A professional stood right in front of me so why not ask how I was supposed to catch a miniscule increase in testicle size. Guess the answer? “It’s so individual, she needs a doctor that can notice the changes,” his answer bugged me, like passing the buck to someone else, anyone else. And if she did have a doctor that she trusted enough to allow him to repeatedly examine her testicles how often does that happen to catch Tanner 2 when it starts? “What’s my window of time in catching Tanner 2?” I asked. You know what he said, “Depends on the individual.” Uh-huh.
I’m confident in most every aspect of my life. Truth is my guide. But puberty, specifically the start of Tanner 2 because that is exactly when pediatric endocrinologists will take you seriously and actually see you in the office, feels like a runaway freight train full of newborn babies that’s both gaining speed and barreling off the tracks and my job is to catch it, stop it and redirect it. It’s up to me.

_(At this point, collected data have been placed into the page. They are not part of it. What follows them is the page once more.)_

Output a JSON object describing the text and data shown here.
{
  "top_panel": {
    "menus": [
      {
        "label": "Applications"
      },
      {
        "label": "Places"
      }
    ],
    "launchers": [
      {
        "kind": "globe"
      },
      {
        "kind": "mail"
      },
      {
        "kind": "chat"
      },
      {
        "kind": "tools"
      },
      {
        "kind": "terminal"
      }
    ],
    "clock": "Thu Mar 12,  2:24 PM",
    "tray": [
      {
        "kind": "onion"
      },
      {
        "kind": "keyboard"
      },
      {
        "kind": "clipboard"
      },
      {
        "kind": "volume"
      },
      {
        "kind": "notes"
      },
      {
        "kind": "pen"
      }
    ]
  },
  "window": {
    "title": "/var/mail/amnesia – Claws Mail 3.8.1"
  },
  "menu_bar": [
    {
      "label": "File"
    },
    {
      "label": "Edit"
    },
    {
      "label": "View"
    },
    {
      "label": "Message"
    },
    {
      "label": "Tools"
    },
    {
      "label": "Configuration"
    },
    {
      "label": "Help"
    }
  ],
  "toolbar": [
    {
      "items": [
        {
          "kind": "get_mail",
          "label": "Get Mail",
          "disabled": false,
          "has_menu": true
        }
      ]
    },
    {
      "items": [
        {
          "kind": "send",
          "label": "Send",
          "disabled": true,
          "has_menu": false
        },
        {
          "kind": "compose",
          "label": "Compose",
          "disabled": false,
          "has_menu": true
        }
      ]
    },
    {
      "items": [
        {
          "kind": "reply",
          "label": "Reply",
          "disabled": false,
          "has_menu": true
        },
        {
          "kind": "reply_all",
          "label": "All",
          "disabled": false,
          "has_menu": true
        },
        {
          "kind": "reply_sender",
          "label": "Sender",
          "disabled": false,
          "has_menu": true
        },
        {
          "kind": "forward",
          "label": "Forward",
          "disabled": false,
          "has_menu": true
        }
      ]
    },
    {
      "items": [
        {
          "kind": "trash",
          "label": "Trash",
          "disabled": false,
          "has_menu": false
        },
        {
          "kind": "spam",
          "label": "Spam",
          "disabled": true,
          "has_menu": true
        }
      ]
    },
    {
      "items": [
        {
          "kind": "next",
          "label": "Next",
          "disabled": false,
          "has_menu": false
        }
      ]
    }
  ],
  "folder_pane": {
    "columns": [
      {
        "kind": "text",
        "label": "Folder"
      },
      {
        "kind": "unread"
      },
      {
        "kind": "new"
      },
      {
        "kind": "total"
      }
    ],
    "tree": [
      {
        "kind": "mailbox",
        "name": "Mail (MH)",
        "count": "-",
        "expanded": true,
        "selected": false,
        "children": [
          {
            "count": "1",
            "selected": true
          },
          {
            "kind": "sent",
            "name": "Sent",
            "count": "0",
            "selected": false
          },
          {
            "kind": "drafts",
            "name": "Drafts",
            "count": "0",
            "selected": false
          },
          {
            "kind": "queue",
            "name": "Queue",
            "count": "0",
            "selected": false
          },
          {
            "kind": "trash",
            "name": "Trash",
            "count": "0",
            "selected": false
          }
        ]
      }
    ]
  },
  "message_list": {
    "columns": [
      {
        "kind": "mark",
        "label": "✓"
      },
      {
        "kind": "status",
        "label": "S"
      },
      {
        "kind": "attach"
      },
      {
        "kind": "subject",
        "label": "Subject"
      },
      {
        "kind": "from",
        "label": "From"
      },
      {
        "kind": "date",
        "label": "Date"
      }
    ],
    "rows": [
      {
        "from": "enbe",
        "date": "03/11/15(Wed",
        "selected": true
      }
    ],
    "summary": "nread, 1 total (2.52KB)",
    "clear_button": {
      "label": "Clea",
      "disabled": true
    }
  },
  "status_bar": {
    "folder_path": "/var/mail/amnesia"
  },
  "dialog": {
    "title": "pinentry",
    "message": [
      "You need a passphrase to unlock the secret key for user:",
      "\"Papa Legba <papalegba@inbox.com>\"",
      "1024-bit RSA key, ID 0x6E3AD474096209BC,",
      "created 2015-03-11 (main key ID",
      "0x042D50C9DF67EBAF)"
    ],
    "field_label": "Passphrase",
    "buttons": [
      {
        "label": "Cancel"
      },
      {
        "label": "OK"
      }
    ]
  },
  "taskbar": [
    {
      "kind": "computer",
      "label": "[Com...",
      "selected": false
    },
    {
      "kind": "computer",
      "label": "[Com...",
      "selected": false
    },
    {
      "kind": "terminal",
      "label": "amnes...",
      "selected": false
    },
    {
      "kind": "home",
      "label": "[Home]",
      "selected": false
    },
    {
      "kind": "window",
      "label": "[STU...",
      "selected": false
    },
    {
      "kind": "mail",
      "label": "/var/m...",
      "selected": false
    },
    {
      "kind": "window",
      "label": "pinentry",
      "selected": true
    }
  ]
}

After some research I feel like I have a good plan on stopping it and getting it back on course. Whew! The glitch is that I live a hundred miles away from where the train is likely to show up, but I don’t know when it’s coming exactly or where. In the dark. Usually when I’m in this state of utter confusion I turn to books, and lots of them, but the books out today about puberty give me hives. They don’t say a single word about calculating when the freight train is rolling through town. And I need THAT info.
Walking out into the cool, wet night felt refreshing. I must have been sweating in my seat all evening. Nervous. Nervous still. But that’s how life happens. We sit in an uncomfortable place/s knowing that what we do is the right thing asking questions despite the answer being clearly out of view. That’s okay. Maybe not today. Maybe not tomorrow. But standing in my truth, knowing I’m searching, I’m drawing the way closer to us every day. And then I trust it will appear.